AUTHOR=Xiong Rui , Lei Jing , Wang Lu , Zhang Shipeng , Liu Hengxu , Wang Hongping , Liu Tao , Lai Xiaodan TITLE=Efficient analysis of adverse drug events and toxicological mechanisms of newly marketed drugs by integrating pharmacovigilance and network toxicology: selumetinib as an example JOURNAL=Frontiers in Pharmacology VOLUME=15 YEAR=2024 URL=https://www.frontiersin.org/journals/pharmacology/articles/10.3389/fphar.2024.1432759 DOI=10.3389/fphar.2024.1432759 ISSN=1663-9812 ABSTRACT=Objective

To integrate pharmacovigilance and network toxicology methods to explore the potential adverse drug events (ADEs) and toxic mechanisms of selumetinib, and to provide a reference for quickly understanding the safety and toxicological mechanisms of newly marketed drugs.

Methods

Taking selumetinib as an example, this study integrated pharmacovigilance methods based on real-world data and network toxicology methods to analyze its ADE and its potential toxicological mechanism.

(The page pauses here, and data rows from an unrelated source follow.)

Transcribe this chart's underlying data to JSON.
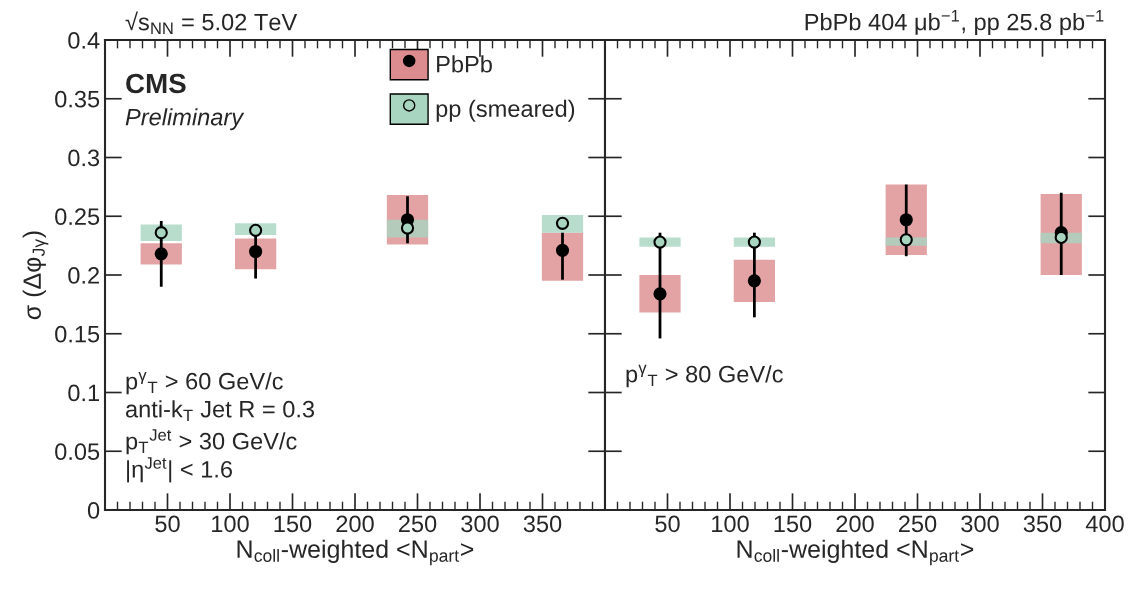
{
  "chart_data": [
    {
      "type": "scatter",
      "xlabel": "N$_{coll}$-weighted <N$_{part}$>",
      "ylabel": "σ (Δφ$_{Jγ}$)",
      "xlim": [
        0,
        400
      ],
      "xticks": [
        50,
        100,
        150,
        200,
        250,
        300,
        350
      ],
      "ylim": [
        0,
        0.4
      ],
      "yticks": [
        0,
        0.05,
        0.1,
        0.15,
        0.2,
        0.25,
        0.3,
        0.35,
        0.4
      ],
      "legend": "top right",
      "grid": false,
      "annotations": [
        "√s$_{NN}$ = 5.02 TeV",
        "CMS",
        "Preliminary",
        "p$^{γ}$$_{T}$ > 60 GeV/c",
        "anti-k$_{T}$ Jet R = 0.3",
        "p$_{T}$$^{Jet}$ > 30 GeV/c",
        "|η$^{Jet}$| < 1.6"
      ],
      "series": [
        {
          "type": "bar",
          "color": "#dc8c8e",
          "x": [
            45,
            120.5,
            242,
            366
          ],
          "base": [
            0.209,
            0.205,
            0.226,
            0.195
          ],
          "values": [
            0.018,
            0.026,
            0.042,
            0.041
          ]
        },
        {
          "name": "PbPb",
          "color": "#000000",
          "marker": "circle",
          "x": [
            45,
            120.5,
            242,
            366
          ],
          "values": [
            0.218,
            0.22,
            0.247,
            0.221
          ],
          "errors": [
            [
              0.19,
              0.246
            ],
            [
              0.197,
              0.238
            ],
            [
              0.227,
              0.267
            ],
            [
              0.196,
              0.236
            ]
          ]
        },
        {
          "type": "bar",
          "color": "#a8d5c0",
          "x": [
            45,
            120.5,
            242,
            366
          ],
          "base": [
            0.229,
            0.234,
            0.232,
            0.236
          ],
          "values": [
            0.014,
            0.01,
            0.015,
            0.015
          ]
        },
        {
          "name": "pp (smeared)",
          "color": "#a8d5c0",
          "marker": "circle",
          "x": [
            45,
            120.5,
            242,
            366
          ],
          "values": [
            0.236,
            0.238,
            0.24,
            0.244
          ]
        }
      ]
    },
    {
      "type": "scatter",
      "xlabel": "N$_{coll}$-weighted <N$_{part}$>",
      "xlim": [
        0,
        400
      ],
      "xticks": [
        50,
        100,
        150,
        200,
        250,
        300,
        350,
        400
      ],
      "ylim": [
        0,
        0.4
      ],
      "yticks": [
        0,
        0.05,
        0.1,
        0.15,
        0.2,
        0.25,
        0.3,
        0.35,
        0.4
      ],
      "tick_labels": "x",
      "grid": false,
      "annotations": [
        "PbPb 404 μb$^{−1}$, pp 25.8 pb$^{−1}$",
        "p$^{γ}$$_{T}$ > 80 GeV/c"
      ],
      "series": [
        {
          "type": "bar",
          "color": "#dc8c8e",
          "x": [
            44,
            119.5,
            241,
            365
          ],
          "base": [
            0.168,
            0.177,
            0.217,
            0.2
          ],
          "values": [
            0.032,
            0.036,
            0.06,
            0.069
          ]
        },
        {
          "color": "#000000",
          "marker": "circle",
          "x": [
            44,
            119.5,
            241,
            365
          ],
          "values": [
            0.184,
            0.195,
            0.247,
            0.236
          ],
          "errors": [
            [
              0.146,
              0.236
            ],
            [
              0.164,
              0.236
            ],
            [
              0.216,
              0.277
            ],
            [
              0.2,
              0.27
            ]
          ]
        },
        {
          "type": "bar",
          "color": "#a8d5c0",
          "x": [
            44,
            119.5,
            241,
            365
          ],
          "base": [
            0.224,
            0.224,
            0.225,
            0.227
          ],
          "values": [
            0.008,
            0.008,
            0.007,
            0.009
          ]
        },
        {
          "color": "#a8d5c0",
          "marker": "circle",
          "x": [
            44,
            119.5,
            241,
            365
          ],
          "values": [
            0.228,
            0.228,
            0.23,
            0.232
          ]
        }
      ]
    }
  ]
}
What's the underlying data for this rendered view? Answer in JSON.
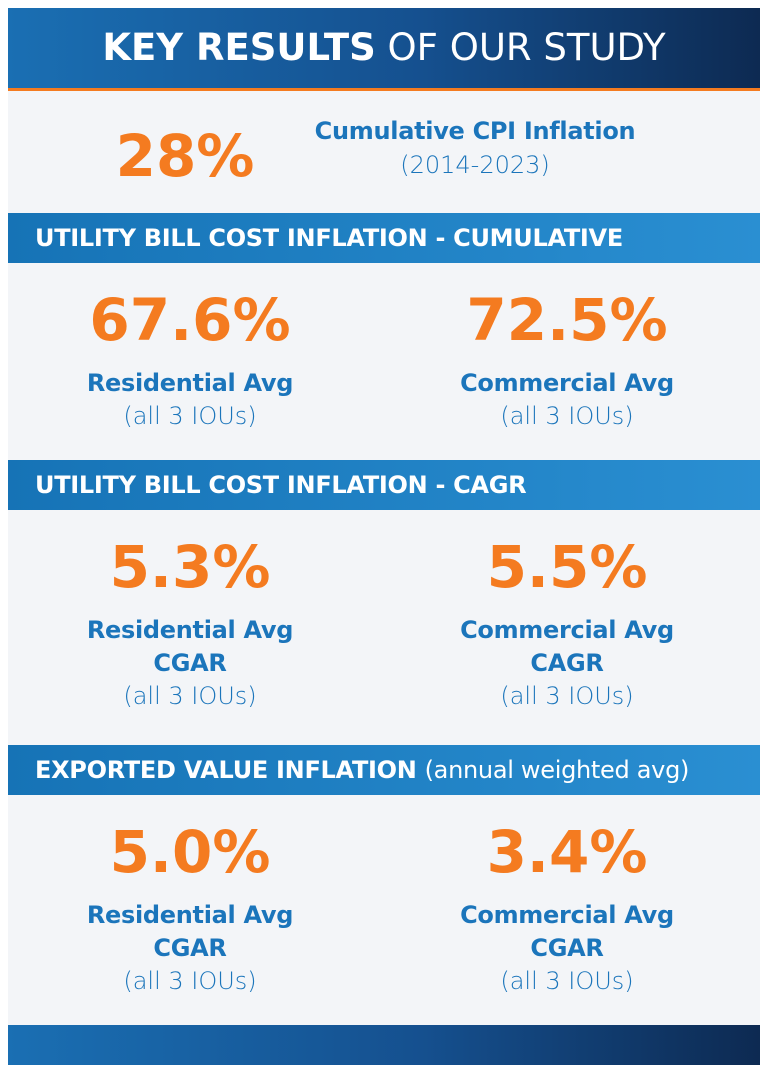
{
  "header": {
    "title_bold": "KEY RESULTS",
    "title_rest": "OF OUR STUDY"
  },
  "cpi": {
    "value": "28%",
    "label": "Cumulative CPI Inflation",
    "period": "(2014-2023)"
  },
  "sections": [
    {
      "heading": "UTILITY BILL COST INFLATION - CUMULATIVE",
      "items": [
        {
          "value": "67.6%",
          "labels": [
            "Residential Avg"
          ],
          "note": "(all 3 IOUs)"
        },
        {
          "value": "72.5%",
          "labels": [
            "Commercial Avg"
          ],
          "note": "(all 3 IOUs)"
        }
      ]
    },
    {
      "heading": "UTILITY BILL COST INFLATION - CAGR",
      "items": [
        {
          "value": "5.3%",
          "labels": [
            "Residential Avg",
            "CGAR"
          ],
          "note": "(all 3 IOUs)"
        },
        {
          "value": "5.5%",
          "labels": [
            "Commercial Avg",
            "CAGR"
          ],
          "note": "(all 3 IOUs)"
        }
      ]
    },
    {
      "heading": "EXPORTED VALUE INFLATION",
      "heading_note": "(annual weighted avg)",
      "items": [
        {
          "value": "5.0%",
          "labels": [
            "Residential Avg",
            "CGAR"
          ],
          "note": "(all 3 IOUs)"
        },
        {
          "value": "3.4%",
          "labels": [
            "Commercial Avg",
            "CGAR"
          ],
          "note": "(all 3 IOUs)"
        }
      ]
    }
  ]
}
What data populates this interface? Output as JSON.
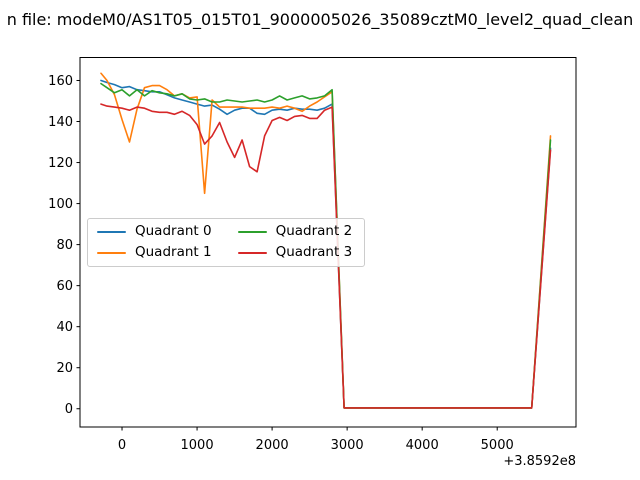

First, the ADE reports of selumetinib were extracted from the US Food and Drug Administration (FDA) adverse event reporting system (FAERS), and the ADE signals were detected by reporting odds ratio (ROR) and UK medicines and healthcare products regulatory agency (MHRA) methods. The ADE signals were classified and described according to the preferred terms (PTs) and system organ class (SOC) derived from the Medical Dictionary for Regulatory Activities (MedDRA). The network toxicology method was used to analyze the toxicological mechanism of the interested SOCs. The specific steps included predicting the potential targets of selumetinib using TOXRIC, STITCH, ChEMBL, CTD, SwissTargetPreditcion, and Super-PRED databases, collecting the targets of SOC using GeneCards database, conducting protein-protein interaction (PPI) analysis through STRING database, conducting gene ontology (GO) and Kyoto encyclopedia of genes and genomes (KEGG) analysis through DAVID database, and testing the molecular affinity using AutoDock software.

Results

A total of 1388 ADE reports related to selumetinib were extracted, and 53 positive signals were detected by ROR and MHRA methods, of which 20 signals were not mentioned in the package insert, including ingrowing nail, hyperphosphatemia, cardiac valve disease, hematuria, neutropenia, etc. Analysis of the toxicological mechanism of six SOCs involved in positive ADE signals revealed that the key targets included EGFR, STAT3, AKT1, IL6, BCL2, etc., and the key pathways included PI3K/Akt pathway, apoptosis, ErbB signaling pathway, and EGFR tyrosine kinase inhibitor resistance, etc. Molecular docking assays showed spontaneous binding of selumetinib to key targets in these pathways.

Conclusion

The pharmacovigilance analysis identified some new potential ADEs of selumetinib, and the network toxicology analysis showed that the toxic effects of selumetinib may be related to PI3K/Akt pathway, apoptosis, ErbB signaling pathway, EGFR tyrosine kinase inhibitor resistance and other pathways.